Est-ce lié à la canicule, à un amour du surréalisme ou aux subtilités du raisonnement juridique : la Cour d’appel d’Aix en Provence a rendu le 21 juin dernier une décision en matière sociale qui est déconcertante au premier abord, mais justifiée après un examen approfondi.
Par décision du 12 février 2014, la Commission Nationale d’agrément et de contrôle (CNAC) a refusé de délivrer un agrément au nouveau dirigeant de la société Aliantis Sécurité, M. Pierre S., ce qui a entrainé la perte d’agrément de l’entreprise, ce dont elle a été informé en juin. Elle a formé un recours contre cette décision devant le CNAPS. Rappelons que ce recours n’est pas suspensif.
Trois salariés ont alors pris acte de la rupture de leur contrat de travail avec la société Aliantis Sécurité par courriers identiques datés du 4 juillet 2014 en s’appuyant sur ce défaut d’agrément.
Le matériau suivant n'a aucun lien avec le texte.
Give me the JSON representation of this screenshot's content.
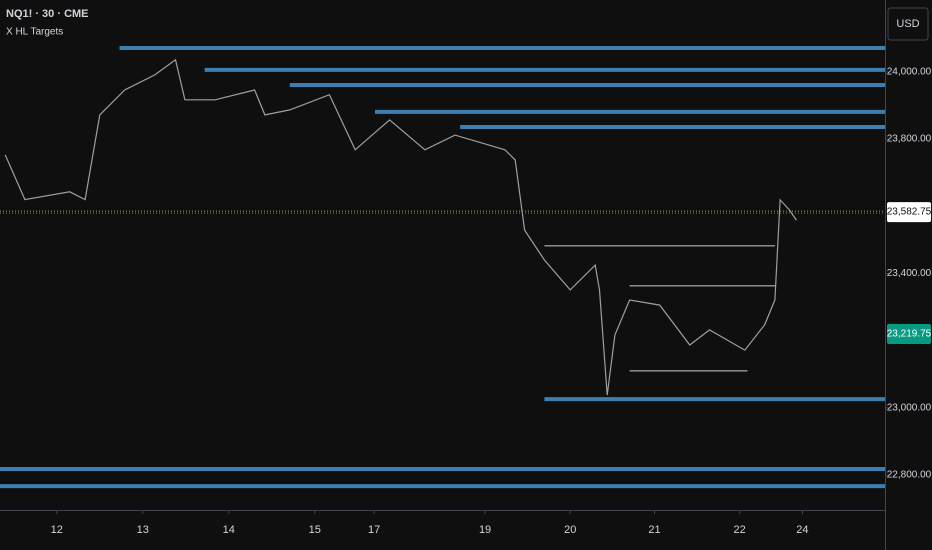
{
  "chart_data": {
    "type": "line",
    "title": "NQ1! · 30 · CME",
    "subtitle": "X HL Targets",
    "currency": "USD",
    "x": [
      -0.6,
      -0.37,
      0.15,
      0.33,
      0.5,
      0.79,
      1.14,
      1.38,
      1.49,
      1.84,
      2.3,
      2.42,
      2.71,
      3.17,
      3.47,
      3.87,
      4.28,
      4.63,
      5.21,
      5.33,
      5.44,
      5.67,
      5.97,
      6.26,
      6.31,
      6.4,
      6.49,
      6.66,
      7.01,
      7.36,
      7.59,
      8.0,
      8.23,
      8.35,
      8.41,
      8.52,
      8.6
    ],
    "series": [
      {
        "name": "NQ1!",
        "color": "#9aa0a6",
        "values": [
          23753,
          23620,
          23643,
          23620,
          23872,
          23946,
          23991,
          24036,
          23917,
          23917,
          23946,
          23872,
          23887,
          23932,
          23768,
          23857,
          23768,
          23812,
          23768,
          23738,
          23529,
          23440,
          23351,
          23425,
          23351,
          23038,
          23217,
          23321,
          23306,
          23187,
          23232,
          23172,
          23247,
          23321,
          23619,
          23589,
          23559
        ]
      }
    ],
    "levels": [
      {
        "value": 24071,
        "start": 0.73
      },
      {
        "value": 24006,
        "start": 1.72
      },
      {
        "value": 23961,
        "start": 2.71
      },
      {
        "value": 23881,
        "start": 3.7
      },
      {
        "value": 23836,
        "start": 4.69
      },
      {
        "value": 23026,
        "start": 5.67
      },
      {
        "value": 22818,
        "start": -0.66
      },
      {
        "value": 22767,
        "start": -0.66
      }
    ],
    "level_color": "#3d7fb0",
    "ranges": [
      {
        "value": 23482,
        "start": 5.67,
        "end": 8.35
      },
      {
        "value": 23363,
        "start": 6.66,
        "end": 8.35
      },
      {
        "value": 23110,
        "start": 6.66,
        "end": 8.03
      }
    ],
    "range_color": "#d0d0d0",
    "price_tags": [
      {
        "value": 23582.75,
        "label": "23,582.75",
        "color": "#ffffff",
        "text_color": "#111111"
      },
      {
        "value": 23219.75,
        "label": "23,219.75",
        "color": "#089981",
        "text_color": "#ffffff"
      }
    ],
    "xlim": [
      -0.66,
      9.63
    ],
    "ylim": [
      22696,
      24214
    ],
    "xticks": [
      {
        "value": 0,
        "label": "12"
      },
      {
        "value": 1,
        "label": "13"
      },
      {
        "value": 2,
        "label": "14"
      },
      {
        "value": 3,
        "label": "15"
      },
      {
        "value": 3.69,
        "label": "17"
      },
      {
        "value": 4.98,
        "label": "19"
      },
      {
        "value": 5.97,
        "label": "20"
      },
      {
        "value": 6.95,
        "label": "21"
      },
      {
        "value": 7.94,
        "label": "22"
      },
      {
        "value": 8.67,
        "label": "24"
      }
    ],
    "yticks": [
      {
        "value": 24000,
        "label": "24,000.00"
      },
      {
        "value": 23800,
        "label": "23,800.00"
      },
      {
        "value": 23400,
        "label": "23,400.00"
      },
      {
        "value": 23000,
        "label": "23,000.00"
      },
      {
        "value": 22800,
        "label": "22,800.00"
      }
    ]
  }
}
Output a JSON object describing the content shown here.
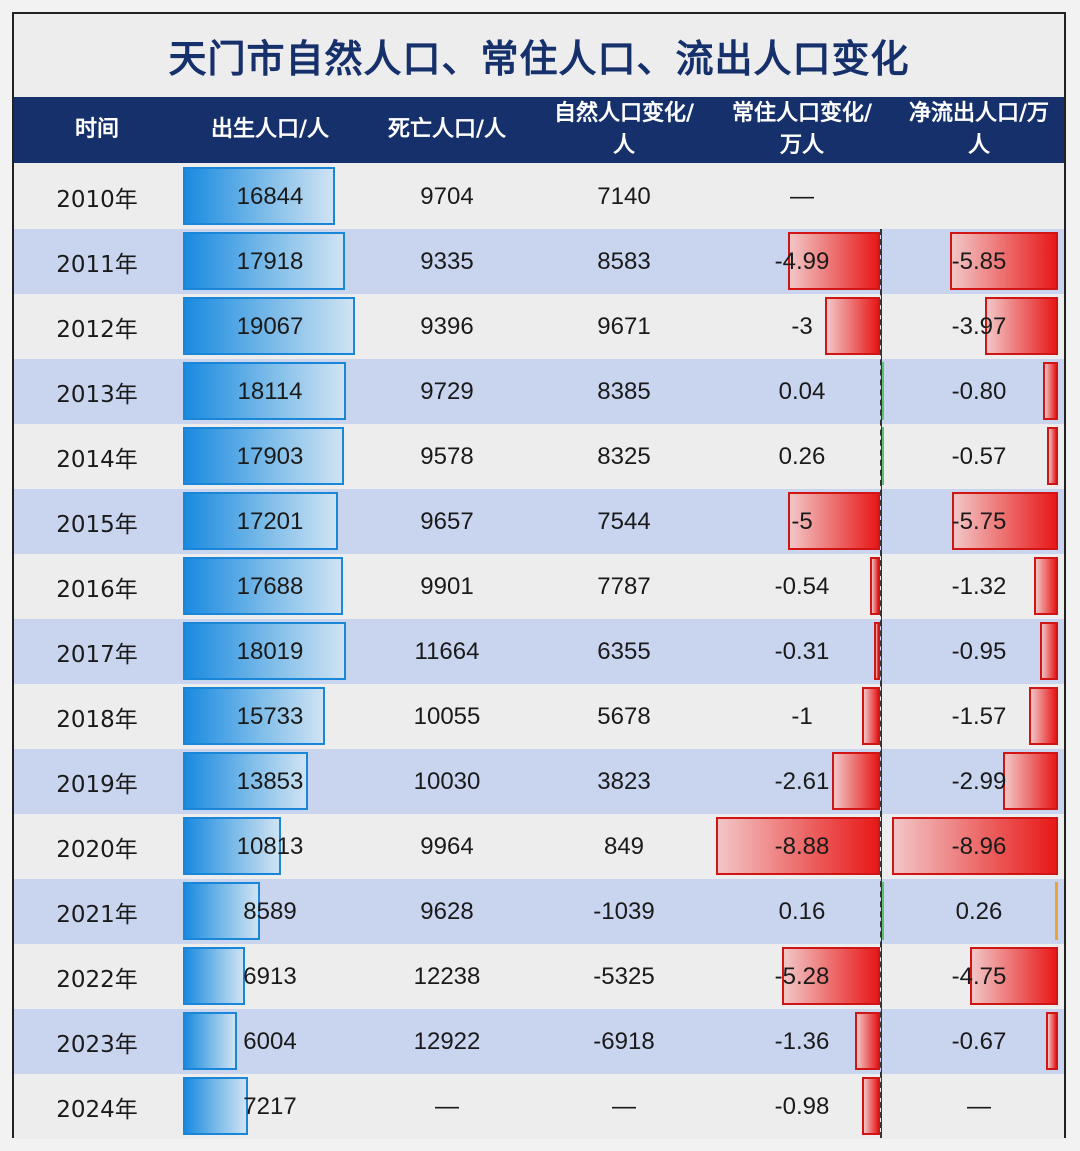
{
  "title": "天门市自然人口、常住人口、流出人口变化",
  "headers": [
    "时间",
    "出生人口/人",
    "死亡人口/人",
    "自然人口变化/人",
    "常住人口变化/万人",
    "净流出人口/万人"
  ],
  "header_lines": [
    [
      "时间"
    ],
    [
      "出生人口/人"
    ],
    [
      "死亡人口/人"
    ],
    [
      "自然人口变化/",
      "人"
    ],
    [
      "常住人口变化/",
      "万人"
    ],
    [
      "净流出人口/万",
      "人"
    ]
  ],
  "colors": {
    "header_bg": "#15306b",
    "title_color": "#15306b",
    "row_odd": "#ededed",
    "row_even": "#c9d4ee",
    "birth_bar": "#1a8ae0",
    "negative_bar": "#e81818",
    "positive_resident_bar": "#5fc06f",
    "positive_net_bar": "#e9a33a"
  },
  "chart_data": {
    "type": "table",
    "columns": [
      "时间",
      "出生人口/人",
      "死亡人口/人",
      "自然人口变化/人",
      "常住人口变化/万人",
      "净流出人口/万人"
    ],
    "rows": [
      {
        "year": "2010年",
        "birth": "16844",
        "death": "9704",
        "natural": "7140",
        "resident": "—",
        "netout": ""
      },
      {
        "year": "2011年",
        "birth": "17918",
        "death": "9335",
        "natural": "8583",
        "resident": "-4.99",
        "netout": "-5.85"
      },
      {
        "year": "2012年",
        "birth": "19067",
        "death": "9396",
        "natural": "9671",
        "resident": "-3",
        "netout": "-3.97"
      },
      {
        "year": "2013年",
        "birth": "18114",
        "death": "9729",
        "natural": "8385",
        "resident": "0.04",
        "netout": "-0.80"
      },
      {
        "year": "2014年",
        "birth": "17903",
        "death": "9578",
        "natural": "8325",
        "resident": "0.26",
        "netout": "-0.57"
      },
      {
        "year": "2015年",
        "birth": "17201",
        "death": "9657",
        "natural": "7544",
        "resident": "-5",
        "netout": "-5.75"
      },
      {
        "year": "2016年",
        "birth": "17688",
        "death": "9901",
        "natural": "7787",
        "resident": "-0.54",
        "netout": "-1.32"
      },
      {
        "year": "2017年",
        "birth": "18019",
        "death": "11664",
        "natural": "6355",
        "resident": "-0.31",
        "netout": "-0.95"
      },
      {
        "year": "2018年",
        "birth": "15733",
        "death": "10055",
        "natural": "5678",
        "resident": "-1",
        "netout": "-1.57"
      },
      {
        "year": "2019年",
        "birth": "13853",
        "death": "10030",
        "natural": "3823",
        "resident": "-2.61",
        "netout": "-2.99"
      },
      {
        "year": "2020年",
        "birth": "10813",
        "death": "9964",
        "natural": "849",
        "resident": "-8.88",
        "netout": "-8.96"
      },
      {
        "year": "2021年",
        "birth": "8589",
        "death": "9628",
        "natural": "-1039",
        "resident": "0.16",
        "netout": "0.26"
      },
      {
        "year": "2022年",
        "birth": "6913",
        "death": "12238",
        "natural": "-5325",
        "resident": "-5.28",
        "netout": "-4.75"
      },
      {
        "year": "2023年",
        "birth": "6004",
        "death": "12922",
        "natural": "-6918",
        "resident": "-1.36",
        "netout": "-0.67"
      },
      {
        "year": "2024年",
        "birth": "7217",
        "death": "—",
        "natural": "—",
        "resident": "-0.98",
        "netout": "—"
      }
    ]
  }
}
Par la suite, ils ont saisi le conseil de prud’hommes de Fréjus pour demander que leur prise d’acte produise les effets d’un licenciement sans cause réelle et sérieuse.
Il est rappelé que la prise d’acte, non requalifiée en licenciement, produit les effets d’une démission et le salarié n’a même pas le droit à l’indemnisation de Pôle Emploi.
Ces trois salariés estimaient qu’ils ne pouvaient travailler dans une société en situation irrégulière sans mettre en péril leur propre agrément et sollicitaient donc l’indemnisation de leur préavis, l’indemnité conventionnelle et des dommages-intérêts pour licenciement abusif.
Toutefois, par décisions rendues le 10 mars 2016, le conseil de prud’hommes jugeait que la prise d’acte de la rupture du contrat de travail des trois salariés s’analysait en une démission et condamnait chacun d’eux au paiement de plusieurs sommes dont la somme totale par salarié avoisinait les 9 700 euros, notamment en raison du fait que le préavis n’avait pas été effectué.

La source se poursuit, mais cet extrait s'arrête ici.